Ao ser lançado, em 1890, “O Cortiço” teve boa recepção da crítica, chegando a obscurecer escritores do
nível de Machado de Assis. Isso se deve ao fato de Aluísio Azevedo estar mais em sintonia com a
doutrina naturalista, que gozava de grande prestígio na Europa. O livro é composto de 23 capítulos, que
relatam a vida em uma habitação coletiva de pessoas pobres (cortiço) na cidade do Rio de Janeiro.

O romance tornou-se peça-chave para o melhor entendimento do Brasil do século XIX. Evidentemente,
como obra literária, ele não pode ser entendido como um documento histórico da época.
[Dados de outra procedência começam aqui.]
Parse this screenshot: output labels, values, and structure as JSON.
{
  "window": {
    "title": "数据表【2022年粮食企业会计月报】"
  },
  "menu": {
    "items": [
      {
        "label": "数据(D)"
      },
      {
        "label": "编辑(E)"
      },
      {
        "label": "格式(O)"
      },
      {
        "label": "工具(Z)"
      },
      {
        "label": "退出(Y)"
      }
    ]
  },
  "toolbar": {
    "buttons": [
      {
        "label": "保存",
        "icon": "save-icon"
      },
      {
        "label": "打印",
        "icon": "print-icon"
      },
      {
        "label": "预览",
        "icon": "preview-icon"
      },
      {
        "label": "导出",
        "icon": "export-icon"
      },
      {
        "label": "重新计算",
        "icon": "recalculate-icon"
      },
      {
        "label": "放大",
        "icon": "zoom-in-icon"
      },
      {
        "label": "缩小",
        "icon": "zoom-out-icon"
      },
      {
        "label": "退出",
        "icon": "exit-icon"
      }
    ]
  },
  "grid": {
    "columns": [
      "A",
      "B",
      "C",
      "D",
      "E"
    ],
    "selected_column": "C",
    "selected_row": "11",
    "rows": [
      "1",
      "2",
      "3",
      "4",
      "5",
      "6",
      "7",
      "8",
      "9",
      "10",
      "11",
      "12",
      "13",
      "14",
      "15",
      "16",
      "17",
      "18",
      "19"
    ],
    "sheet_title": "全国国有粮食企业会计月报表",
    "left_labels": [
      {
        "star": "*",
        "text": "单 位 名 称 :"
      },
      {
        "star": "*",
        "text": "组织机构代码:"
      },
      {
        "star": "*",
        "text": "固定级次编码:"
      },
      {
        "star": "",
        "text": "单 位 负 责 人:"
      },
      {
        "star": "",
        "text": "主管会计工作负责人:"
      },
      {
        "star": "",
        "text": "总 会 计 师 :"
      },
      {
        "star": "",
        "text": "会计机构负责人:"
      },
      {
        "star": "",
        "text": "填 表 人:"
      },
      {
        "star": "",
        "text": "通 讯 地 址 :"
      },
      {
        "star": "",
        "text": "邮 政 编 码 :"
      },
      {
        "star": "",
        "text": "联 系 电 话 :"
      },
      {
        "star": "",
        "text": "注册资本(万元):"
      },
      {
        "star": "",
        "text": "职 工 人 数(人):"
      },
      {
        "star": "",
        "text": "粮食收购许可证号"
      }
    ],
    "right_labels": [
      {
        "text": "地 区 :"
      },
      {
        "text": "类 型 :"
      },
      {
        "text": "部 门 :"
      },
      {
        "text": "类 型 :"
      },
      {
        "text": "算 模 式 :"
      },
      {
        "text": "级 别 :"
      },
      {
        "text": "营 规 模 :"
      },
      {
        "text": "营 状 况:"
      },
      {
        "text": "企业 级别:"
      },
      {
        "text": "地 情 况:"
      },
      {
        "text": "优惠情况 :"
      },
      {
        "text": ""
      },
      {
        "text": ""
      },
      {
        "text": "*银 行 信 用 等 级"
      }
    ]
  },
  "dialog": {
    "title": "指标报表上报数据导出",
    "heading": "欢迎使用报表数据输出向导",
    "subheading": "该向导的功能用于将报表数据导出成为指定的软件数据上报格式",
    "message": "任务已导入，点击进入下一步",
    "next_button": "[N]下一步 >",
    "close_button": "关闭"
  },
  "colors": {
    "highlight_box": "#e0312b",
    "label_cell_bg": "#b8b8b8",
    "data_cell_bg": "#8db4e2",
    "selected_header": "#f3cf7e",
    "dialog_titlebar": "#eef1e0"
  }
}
Mas não há
como ignorar que a ideologia e as relações sociais representadas de modo fictício em “O Cortiço”
estavam muito presentes no país.

Essa obra de Aluísio Azevedo tem como influência maior o romance “L’Assommoir” do escritor francês
Émile Zola, que prescreve um rigor científico na representação da realidade. A intenção do método
naturalista era fazer uma crítica contundente e coerente de uma realidade corrompida. Zola e, neste
caso, Aluísio combatem, como princípio teórico, a degradação causada pela mistura de raças. Por isso, os
romances naturalistas são constituídos de espaços nos quais convivem desvalidos de várias etnias. Esses
espaços se tornam personagens do romance.

É o caso do cortiço, que se projeta na obra mais do que os próprios personagens que ali vivem. Em um
trecho do romance o narrador compara o cortiço a uma estrutura biológica (floresta), um organismo vivo
que cresce e se desenvolve, aumentando as forças daninhas e determinando o caráter moral de quem
habita seu interior.

Mais do que empregar os preceitos do naturalismo, a obra mostra práticas recorrentes no Brasil do
século XIX. Na situação de capitalismo incipiente, o explorador vivia muito próximo ao explorado, daí a
estalagem de João Romão estar junto aos pobres moradores do cortiço. Ao lado, o burguês Miranda, de
projeção social mais elevada que João Romão, vive em seu palacete com ares aristocráticos e teme o
crescimento do cortiço. Por isso pode-se dizer que “O Cortiço” não é somente um romance naturalista,
mas uma alegoria do Brasil.

O autor naturalista tinha uma tese a sustentar sua história. A intenção era provar, por meio da obra
literária, como o meio, a raça e a história determinam o homem e o levam à degradação. A obra está a
serviço de um argumento. Aluísio se propõe a mostrar que a mistura de raças em um mesmo meio
desemboca na promiscuidade sexual, moral e na completa degradação humana. Mas, para além disso, o
livro apresenta outras questões pertinentes para pensar o Brasil, que ainda são atuais, como a imensa
desigualdade social.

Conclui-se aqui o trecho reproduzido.